IV
Jorobado

VEN acá, Poli. Tu hermano duerme. ¡Déjalo! ¡Te digo que vengas! Di, confiesa, ¿tú lo acompañaste? Todo el d la has pasado, afuera, huyendo. Nada temas; acércate. De veras, créeme, ¡no te haré nada!

—No, mamita, yo no lo acompañé. Es decir, sí; pero no esta vez.

—¿Qué dices?

—El otro día, sí, lo acompañé; y trepamos al mismo roble para volar.

—¿Para volar?

—Yo tenía miedo, y Alsino, no; pero él, al dar el salto, de una mano quedó tomado del árbol; por eso no pudo caer. Ahora no lo acompañé; no quise acompañarlo. Todos los días ensayaba en las dunas. Un día voló un poco.

—No mientas, chiquillo; ¡no mientas!

—Sí, mamita.

—Tú sueñas. ¡Cómo puede haber volado!

—Alsino me llamó y fuimos a la parte más alta de un cerro de arena que el viento ha carcomido en arco de media luna. Desde allí saltó al aire y dijo que casi había volado. Y fue cierto. Cayó muy despacio. Quise yo hacer lo mismo, y me di un gran golpe, y la boca se me llenó de arena, y todo el día estuve mascando granitos duros que crujían.

—¡Calla! Parece que tu hermano llama.

La abuela y el nieto entraron al rancho.

En un camastro, Alsino gemía.

—¿Qué tienes, niño?

—Mamita ¿qué ruido es ese?

—¿Ruido? No hay ninguno.

—Lo oigo sin cesar.

—Será la arena que se cuela a través de las rendijas. Pero ¿es posible que la oigas? ¿Ves?, por allí entra.

Un hilo de arena penetraba silencioso y blando. Formaba un montecillo inestable que crecía hasta ahogar el chorro; de pronto, calladamente, se derrumbaba el montecillo y el chorro continuaba fluyendo inagotable.

—No es la arena la que oigo; es un campanilleo.

— ¡Ah!, niño; tienes razón: acaban de pasar dos tropillas de mulas de las salinas. Las yeguas madrinas hacían sonar los cencerros.

—No, no es ruido de cencerros. A veces el murmullo parece que viene de fuera; pero después viene como de dentro.
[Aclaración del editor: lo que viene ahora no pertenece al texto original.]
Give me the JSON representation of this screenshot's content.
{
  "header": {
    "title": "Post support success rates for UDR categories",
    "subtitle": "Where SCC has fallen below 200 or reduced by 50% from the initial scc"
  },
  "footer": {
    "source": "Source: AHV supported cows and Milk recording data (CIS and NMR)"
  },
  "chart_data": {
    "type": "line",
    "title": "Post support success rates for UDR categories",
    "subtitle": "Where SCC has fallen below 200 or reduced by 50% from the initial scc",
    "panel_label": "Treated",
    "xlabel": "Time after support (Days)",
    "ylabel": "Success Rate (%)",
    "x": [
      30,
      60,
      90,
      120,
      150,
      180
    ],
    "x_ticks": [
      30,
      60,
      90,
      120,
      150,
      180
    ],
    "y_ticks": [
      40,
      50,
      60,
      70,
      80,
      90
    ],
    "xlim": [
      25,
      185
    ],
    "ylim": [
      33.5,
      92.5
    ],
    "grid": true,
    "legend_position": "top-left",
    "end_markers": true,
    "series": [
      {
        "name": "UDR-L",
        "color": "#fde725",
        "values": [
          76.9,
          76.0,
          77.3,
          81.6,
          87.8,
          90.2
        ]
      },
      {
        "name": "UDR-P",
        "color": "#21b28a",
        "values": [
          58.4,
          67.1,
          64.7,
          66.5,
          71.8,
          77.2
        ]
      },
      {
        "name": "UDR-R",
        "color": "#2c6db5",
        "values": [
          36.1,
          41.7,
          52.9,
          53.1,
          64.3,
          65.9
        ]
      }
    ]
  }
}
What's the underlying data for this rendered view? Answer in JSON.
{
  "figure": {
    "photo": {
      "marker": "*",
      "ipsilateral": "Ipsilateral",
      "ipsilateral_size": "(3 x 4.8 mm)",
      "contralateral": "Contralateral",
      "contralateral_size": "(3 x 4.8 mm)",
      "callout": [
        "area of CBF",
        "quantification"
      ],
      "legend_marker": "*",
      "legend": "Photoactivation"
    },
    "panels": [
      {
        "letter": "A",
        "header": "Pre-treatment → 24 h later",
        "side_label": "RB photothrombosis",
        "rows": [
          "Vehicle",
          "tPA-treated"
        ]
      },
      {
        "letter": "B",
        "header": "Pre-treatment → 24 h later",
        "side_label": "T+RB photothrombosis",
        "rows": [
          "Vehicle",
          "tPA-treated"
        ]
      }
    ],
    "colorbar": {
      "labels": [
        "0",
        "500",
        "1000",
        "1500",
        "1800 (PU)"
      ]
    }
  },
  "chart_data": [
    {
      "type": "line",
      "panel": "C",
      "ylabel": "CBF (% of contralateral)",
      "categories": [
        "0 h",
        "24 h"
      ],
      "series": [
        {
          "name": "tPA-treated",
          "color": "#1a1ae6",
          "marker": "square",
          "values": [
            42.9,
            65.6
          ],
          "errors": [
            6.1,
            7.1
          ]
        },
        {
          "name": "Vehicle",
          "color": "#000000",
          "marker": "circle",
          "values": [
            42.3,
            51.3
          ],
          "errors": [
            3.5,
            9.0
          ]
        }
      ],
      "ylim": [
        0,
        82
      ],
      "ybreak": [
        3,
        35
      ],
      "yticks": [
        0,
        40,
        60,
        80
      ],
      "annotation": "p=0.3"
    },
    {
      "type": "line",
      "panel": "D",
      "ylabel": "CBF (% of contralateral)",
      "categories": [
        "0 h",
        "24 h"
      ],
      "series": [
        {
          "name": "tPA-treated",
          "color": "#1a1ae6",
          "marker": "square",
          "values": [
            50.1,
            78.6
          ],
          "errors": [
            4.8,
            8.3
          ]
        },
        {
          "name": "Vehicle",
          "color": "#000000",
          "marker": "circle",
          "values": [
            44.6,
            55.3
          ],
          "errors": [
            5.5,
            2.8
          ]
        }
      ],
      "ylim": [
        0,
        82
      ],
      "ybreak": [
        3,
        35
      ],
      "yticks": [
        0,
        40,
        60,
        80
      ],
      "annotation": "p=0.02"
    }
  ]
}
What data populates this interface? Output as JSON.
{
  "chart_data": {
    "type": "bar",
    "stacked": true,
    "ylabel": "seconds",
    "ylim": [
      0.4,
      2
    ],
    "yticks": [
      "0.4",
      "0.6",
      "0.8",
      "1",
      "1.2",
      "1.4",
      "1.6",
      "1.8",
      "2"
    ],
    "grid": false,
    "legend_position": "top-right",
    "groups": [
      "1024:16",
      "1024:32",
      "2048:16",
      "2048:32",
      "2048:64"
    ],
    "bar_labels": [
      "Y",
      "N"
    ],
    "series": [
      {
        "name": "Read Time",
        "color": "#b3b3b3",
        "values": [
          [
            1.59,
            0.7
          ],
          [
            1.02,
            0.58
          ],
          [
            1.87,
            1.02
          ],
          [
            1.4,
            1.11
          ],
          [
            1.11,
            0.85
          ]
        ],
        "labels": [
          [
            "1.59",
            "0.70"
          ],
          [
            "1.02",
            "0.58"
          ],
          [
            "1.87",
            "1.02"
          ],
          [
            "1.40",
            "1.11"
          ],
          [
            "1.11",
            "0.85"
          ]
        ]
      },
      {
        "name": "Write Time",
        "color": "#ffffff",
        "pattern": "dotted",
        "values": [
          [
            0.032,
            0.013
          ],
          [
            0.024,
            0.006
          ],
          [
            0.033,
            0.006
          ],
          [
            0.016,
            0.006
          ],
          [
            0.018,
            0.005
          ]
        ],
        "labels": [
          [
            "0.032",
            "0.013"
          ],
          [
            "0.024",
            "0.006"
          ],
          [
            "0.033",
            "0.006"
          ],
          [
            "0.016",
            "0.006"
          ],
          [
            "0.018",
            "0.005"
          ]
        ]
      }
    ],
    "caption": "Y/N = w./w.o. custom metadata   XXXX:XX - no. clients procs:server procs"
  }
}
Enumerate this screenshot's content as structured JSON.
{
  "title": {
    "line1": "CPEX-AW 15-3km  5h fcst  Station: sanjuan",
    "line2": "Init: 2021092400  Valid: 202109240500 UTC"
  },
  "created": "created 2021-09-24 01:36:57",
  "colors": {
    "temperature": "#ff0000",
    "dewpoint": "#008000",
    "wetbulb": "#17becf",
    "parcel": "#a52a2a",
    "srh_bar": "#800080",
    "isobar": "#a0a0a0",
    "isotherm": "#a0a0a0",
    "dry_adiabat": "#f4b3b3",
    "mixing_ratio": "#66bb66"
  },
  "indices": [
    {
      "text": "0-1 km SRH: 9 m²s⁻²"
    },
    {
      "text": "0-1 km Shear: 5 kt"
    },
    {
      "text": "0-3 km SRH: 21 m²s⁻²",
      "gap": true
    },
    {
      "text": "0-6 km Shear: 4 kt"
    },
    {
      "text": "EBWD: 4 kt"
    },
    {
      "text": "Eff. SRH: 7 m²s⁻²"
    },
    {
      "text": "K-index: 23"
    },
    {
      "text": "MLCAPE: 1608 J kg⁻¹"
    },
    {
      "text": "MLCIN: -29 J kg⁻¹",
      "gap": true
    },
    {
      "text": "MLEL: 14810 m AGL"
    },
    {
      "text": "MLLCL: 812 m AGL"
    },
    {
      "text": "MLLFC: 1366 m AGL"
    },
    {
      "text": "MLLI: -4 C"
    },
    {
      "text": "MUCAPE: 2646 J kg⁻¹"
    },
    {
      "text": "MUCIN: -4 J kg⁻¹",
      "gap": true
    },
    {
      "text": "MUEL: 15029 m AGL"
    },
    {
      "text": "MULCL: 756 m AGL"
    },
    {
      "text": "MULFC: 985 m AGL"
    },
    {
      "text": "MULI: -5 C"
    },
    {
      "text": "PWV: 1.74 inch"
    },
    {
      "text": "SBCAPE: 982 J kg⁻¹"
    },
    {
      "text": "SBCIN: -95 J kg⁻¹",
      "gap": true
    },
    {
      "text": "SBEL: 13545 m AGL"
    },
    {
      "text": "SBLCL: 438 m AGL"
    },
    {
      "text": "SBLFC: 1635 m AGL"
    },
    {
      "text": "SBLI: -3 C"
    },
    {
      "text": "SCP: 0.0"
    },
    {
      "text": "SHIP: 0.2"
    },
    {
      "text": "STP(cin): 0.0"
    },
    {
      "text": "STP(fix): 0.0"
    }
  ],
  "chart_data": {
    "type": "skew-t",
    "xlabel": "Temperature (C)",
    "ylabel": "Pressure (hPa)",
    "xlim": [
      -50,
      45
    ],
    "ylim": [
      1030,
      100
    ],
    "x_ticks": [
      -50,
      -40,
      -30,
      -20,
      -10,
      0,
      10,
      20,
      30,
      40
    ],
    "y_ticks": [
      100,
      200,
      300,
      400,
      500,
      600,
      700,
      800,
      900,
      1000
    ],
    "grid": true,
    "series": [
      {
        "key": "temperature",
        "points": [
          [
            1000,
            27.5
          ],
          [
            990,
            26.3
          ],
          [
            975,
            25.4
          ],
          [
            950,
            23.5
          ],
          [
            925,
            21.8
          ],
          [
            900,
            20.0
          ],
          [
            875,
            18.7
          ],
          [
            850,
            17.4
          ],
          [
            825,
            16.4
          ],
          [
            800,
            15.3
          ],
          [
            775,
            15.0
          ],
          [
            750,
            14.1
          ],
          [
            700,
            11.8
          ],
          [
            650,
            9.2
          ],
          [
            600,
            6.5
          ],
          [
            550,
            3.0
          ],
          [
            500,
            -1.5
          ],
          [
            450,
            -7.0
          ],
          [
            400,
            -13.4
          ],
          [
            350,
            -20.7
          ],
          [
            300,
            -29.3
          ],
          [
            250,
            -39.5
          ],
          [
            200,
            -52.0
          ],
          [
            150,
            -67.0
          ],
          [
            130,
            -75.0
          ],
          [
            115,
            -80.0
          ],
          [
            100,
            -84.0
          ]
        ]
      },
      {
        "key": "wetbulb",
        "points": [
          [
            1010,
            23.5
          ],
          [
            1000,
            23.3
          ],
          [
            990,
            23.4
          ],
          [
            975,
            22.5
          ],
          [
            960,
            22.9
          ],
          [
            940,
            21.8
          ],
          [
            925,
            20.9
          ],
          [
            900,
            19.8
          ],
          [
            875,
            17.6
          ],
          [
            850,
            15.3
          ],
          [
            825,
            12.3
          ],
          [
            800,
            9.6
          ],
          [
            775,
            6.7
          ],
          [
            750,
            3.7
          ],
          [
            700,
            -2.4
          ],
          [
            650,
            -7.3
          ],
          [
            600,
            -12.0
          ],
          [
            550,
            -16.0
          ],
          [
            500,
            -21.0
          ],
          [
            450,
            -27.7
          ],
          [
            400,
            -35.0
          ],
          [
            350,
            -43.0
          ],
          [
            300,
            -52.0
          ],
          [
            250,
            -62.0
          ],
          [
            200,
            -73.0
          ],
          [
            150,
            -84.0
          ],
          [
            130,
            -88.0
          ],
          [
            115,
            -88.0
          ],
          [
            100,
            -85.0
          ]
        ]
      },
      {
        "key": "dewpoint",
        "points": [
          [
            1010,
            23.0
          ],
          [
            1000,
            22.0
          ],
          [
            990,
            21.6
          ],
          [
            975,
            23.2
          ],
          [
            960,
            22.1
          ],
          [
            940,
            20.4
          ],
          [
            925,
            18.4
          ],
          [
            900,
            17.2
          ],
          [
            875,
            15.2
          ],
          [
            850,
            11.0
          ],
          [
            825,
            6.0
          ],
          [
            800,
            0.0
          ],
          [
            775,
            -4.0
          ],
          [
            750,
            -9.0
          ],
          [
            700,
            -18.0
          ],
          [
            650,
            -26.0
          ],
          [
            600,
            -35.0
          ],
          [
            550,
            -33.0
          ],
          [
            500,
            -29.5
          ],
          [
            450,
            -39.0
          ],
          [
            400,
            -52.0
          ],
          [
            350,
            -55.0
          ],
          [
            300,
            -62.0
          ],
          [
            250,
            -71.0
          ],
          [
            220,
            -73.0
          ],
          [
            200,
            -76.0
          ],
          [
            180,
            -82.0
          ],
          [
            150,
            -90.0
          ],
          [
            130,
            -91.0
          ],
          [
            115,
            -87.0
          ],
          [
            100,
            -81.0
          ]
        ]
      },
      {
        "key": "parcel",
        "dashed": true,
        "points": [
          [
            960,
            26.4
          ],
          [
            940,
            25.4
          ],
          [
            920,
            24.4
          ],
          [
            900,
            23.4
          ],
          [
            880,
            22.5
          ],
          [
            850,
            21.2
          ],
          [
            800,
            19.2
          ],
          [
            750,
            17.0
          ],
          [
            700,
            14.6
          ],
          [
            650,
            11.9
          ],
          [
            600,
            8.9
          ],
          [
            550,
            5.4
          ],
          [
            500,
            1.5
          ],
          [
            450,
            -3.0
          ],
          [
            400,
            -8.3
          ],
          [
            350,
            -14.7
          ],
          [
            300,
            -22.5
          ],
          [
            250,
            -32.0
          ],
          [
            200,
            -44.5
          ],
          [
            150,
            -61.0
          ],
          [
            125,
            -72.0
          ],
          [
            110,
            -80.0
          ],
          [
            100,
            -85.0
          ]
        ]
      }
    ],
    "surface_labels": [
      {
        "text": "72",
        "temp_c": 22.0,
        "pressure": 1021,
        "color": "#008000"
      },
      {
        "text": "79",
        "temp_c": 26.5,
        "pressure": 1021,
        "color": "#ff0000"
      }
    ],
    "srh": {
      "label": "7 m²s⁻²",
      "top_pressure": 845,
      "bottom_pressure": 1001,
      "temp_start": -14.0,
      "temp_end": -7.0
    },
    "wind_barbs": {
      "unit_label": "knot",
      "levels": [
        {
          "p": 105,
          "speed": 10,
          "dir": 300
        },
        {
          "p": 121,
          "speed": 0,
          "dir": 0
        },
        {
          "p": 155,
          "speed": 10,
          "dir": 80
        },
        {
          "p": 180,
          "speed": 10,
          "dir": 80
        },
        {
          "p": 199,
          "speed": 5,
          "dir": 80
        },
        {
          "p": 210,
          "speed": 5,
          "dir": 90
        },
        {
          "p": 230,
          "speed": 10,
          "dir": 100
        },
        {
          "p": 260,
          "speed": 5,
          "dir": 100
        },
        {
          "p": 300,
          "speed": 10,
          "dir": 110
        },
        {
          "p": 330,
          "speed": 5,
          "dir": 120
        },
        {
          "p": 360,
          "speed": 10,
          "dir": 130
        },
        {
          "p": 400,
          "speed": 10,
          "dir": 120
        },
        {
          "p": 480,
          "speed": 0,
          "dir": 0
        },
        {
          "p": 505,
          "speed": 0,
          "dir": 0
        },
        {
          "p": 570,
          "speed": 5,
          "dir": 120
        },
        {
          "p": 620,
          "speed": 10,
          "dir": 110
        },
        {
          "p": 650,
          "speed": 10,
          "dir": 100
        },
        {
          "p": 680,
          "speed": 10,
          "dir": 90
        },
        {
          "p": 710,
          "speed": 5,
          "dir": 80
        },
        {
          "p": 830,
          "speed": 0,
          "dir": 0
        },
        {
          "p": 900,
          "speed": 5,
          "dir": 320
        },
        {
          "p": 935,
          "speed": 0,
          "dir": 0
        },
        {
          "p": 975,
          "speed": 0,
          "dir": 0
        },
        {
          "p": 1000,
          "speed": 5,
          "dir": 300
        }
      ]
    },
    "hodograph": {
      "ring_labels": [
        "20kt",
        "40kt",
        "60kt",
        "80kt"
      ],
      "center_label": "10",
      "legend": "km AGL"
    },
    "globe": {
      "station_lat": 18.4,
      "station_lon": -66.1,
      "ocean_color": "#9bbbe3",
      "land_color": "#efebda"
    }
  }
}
—Algún pololo habrá sido, hijo. Déjame ver, que esos animalitos hacen gran daño en el oído.

—No, mamita; no es en un solo oído, es en los dos; penetra y suena muy adentro de mi cabeza, y a veces, dijera, que corre por mi cuerpo. Son como campanillas, muy pequeñas y distantes, que se llevaran sonando y bailaran. Si cierro los ojos, comprendo que están muy lejos; pero siempre, siempre dentro de mí.

— ¡Ay!, hijo.

La abuela, inclinándose temblorosa, piensa en que pudiera ser el campanilleo de la muerte. Sabe que cuando la muerte se acerca, se escucha un tintineo débil y persistente.

—Quisiera levantarme y salir —exclama inquieto Alsino—. Me vienen deseos terribles de correr y correr. Correría cada vez más lejos, por toda la vida. ¡Ah!, sí.

—Tranquilízate, niño; es la fiebre. Ya pasará. Poli, trae la olla.

Un oloroso cocimiento de hojas de huingán puso la abuela en la espalda y el pecho del niño enfermo.

—¿Te alivia?

—Sí, pero siempre me duele.

—¿No te gustó ser loco? Te has torcido el espinazo y vas a quedar curcuncho para toda la vida.

— ¿Quedaré curcuncho, dices?

—Sí, niño; pero muy poco, nada casi. Bendigamos a Dios que no te mataste.

— ¡Ay! ¿Cuándo podré levantarme?

—Ni pienses en ello. ¡Cállate! ¡Duerme.

Cuando la abuela y Poli lo creen dormido y salen y cierran la puerta, Alsino lleva sus manos a la espalda y, bajo el paño caliente y húmedo, por sobre las hojas de huingán adheridas a su piel, se lleva largo rato, dificultosamente, palpando su espalda hinchada y dolorida.